Villa Saluzzo Serra

In 1919, the villa was bought by engineer Carlo Barabino and in July 1927 Villa Saluzzo Serra and the adjacent Villa Gropallo were bought by the Municipality of Genoa, which joined the parks of the two properties and opened them to the public in a single path to reach the promenade on the cliffs of Nervi, through the railway underpass. After being partially exhibited in several rooms of the Palazzo Bianco Gallery since 1892 and then in three rooms on the ground floor of the Palazzo Rosso since 29 December 1919, on 16 December 1928, the new Gallery of Modern Art was opened in the Villa Saluzzo Serra.

After moving all the artworks in May 1943 to Voltaggio (a Ligurian inland village) to preserve them from the bombings, the museum opened its doors back on 24 July 1946 with a new arrangement. However, it closed again in July 1989, pending a programme of overall restoration and rehabilitation of the old building and annexes (chapel, greenhouse and stables), as well as the rearrangement of the pieces, based on the latest technological and scientific criteria. In view of the celebrations for the title of European Capital of Culture for 2004, the Municipality of Genoa rearranged the entire system of civic museums, also acquiring the museums of Nervi (the Gallery of Modern Art with the Wolfson collection, the Frugone collections in the Villa Grimaldi Fassio, and the Giannettino Luxoro Museum in the Villa Luxoro) and the historical parks, as a strategic nodal resource to enhance the Levante, the eastern part of the city historically devoted to tourism.

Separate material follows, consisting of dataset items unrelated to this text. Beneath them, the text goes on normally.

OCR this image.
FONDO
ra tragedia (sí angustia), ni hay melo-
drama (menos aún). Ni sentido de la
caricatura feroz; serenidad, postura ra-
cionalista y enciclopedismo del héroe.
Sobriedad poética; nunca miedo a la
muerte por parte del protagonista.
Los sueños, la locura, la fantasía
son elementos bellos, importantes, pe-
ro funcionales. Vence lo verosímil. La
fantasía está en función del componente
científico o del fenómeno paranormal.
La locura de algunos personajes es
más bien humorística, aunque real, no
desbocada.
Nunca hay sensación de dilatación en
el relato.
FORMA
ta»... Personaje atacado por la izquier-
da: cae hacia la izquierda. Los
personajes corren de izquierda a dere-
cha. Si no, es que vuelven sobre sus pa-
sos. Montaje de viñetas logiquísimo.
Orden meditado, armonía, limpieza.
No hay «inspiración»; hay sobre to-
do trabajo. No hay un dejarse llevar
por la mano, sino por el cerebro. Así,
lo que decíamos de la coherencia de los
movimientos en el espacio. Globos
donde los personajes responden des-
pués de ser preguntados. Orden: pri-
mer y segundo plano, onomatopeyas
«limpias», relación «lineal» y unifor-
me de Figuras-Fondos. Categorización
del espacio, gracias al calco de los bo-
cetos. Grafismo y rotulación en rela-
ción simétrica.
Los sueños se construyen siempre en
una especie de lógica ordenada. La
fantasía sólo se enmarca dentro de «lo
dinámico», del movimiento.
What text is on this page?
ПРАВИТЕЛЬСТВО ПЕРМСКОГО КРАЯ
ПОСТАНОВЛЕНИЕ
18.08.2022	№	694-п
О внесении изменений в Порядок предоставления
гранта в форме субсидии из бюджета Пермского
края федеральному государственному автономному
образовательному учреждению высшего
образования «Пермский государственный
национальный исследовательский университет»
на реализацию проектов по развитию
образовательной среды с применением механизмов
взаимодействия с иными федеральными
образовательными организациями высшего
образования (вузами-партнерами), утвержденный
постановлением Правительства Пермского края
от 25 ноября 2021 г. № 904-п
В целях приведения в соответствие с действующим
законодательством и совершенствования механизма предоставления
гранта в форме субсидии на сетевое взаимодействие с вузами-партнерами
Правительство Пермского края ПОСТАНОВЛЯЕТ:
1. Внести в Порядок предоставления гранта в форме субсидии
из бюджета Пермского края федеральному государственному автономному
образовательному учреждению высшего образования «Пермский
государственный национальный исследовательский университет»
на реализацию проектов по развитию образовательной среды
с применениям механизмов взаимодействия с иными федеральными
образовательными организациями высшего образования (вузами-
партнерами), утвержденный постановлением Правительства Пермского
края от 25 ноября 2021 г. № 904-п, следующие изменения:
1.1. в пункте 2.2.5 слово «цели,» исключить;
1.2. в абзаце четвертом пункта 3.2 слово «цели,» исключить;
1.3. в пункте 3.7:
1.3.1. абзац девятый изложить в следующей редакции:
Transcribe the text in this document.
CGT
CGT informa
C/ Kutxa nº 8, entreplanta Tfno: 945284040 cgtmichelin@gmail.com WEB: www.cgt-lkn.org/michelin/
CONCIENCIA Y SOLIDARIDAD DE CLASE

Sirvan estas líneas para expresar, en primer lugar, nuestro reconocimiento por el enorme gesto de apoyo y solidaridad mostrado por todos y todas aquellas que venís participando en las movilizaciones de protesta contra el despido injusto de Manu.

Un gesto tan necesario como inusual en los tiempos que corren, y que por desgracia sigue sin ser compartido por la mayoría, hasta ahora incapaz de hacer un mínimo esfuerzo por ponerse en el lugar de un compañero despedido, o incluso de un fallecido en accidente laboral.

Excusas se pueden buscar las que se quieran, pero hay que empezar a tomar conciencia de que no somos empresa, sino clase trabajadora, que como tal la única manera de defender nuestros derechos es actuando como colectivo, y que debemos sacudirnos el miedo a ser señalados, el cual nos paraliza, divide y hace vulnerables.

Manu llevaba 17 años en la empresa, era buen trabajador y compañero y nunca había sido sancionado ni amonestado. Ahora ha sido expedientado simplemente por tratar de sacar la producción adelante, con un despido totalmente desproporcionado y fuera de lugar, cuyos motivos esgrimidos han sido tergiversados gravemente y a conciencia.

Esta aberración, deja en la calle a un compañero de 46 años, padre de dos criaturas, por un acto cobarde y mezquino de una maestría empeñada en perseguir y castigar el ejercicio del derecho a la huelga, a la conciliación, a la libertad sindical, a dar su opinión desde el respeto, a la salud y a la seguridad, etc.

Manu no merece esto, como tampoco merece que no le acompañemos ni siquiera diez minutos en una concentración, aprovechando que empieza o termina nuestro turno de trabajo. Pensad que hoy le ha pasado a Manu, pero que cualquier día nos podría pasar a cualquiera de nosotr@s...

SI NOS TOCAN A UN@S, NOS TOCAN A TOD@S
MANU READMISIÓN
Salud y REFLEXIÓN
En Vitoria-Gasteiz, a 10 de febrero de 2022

In 1999, the mandate for this new project was thus given to a team of professionals, including architect Emanuela Brignone Cattaneo and Enrico Pinna, who designed the current arrangement, opened on 12 November 2004, in a mutual relationship between the spaces of the old villa, the collections and the lush outdoor environment. Of particular relevance in the preservation of the building structure of the villa is the sophisticated system of movable plasterboard walls, hiding the air-conditioning units placed against the walls of the rooms.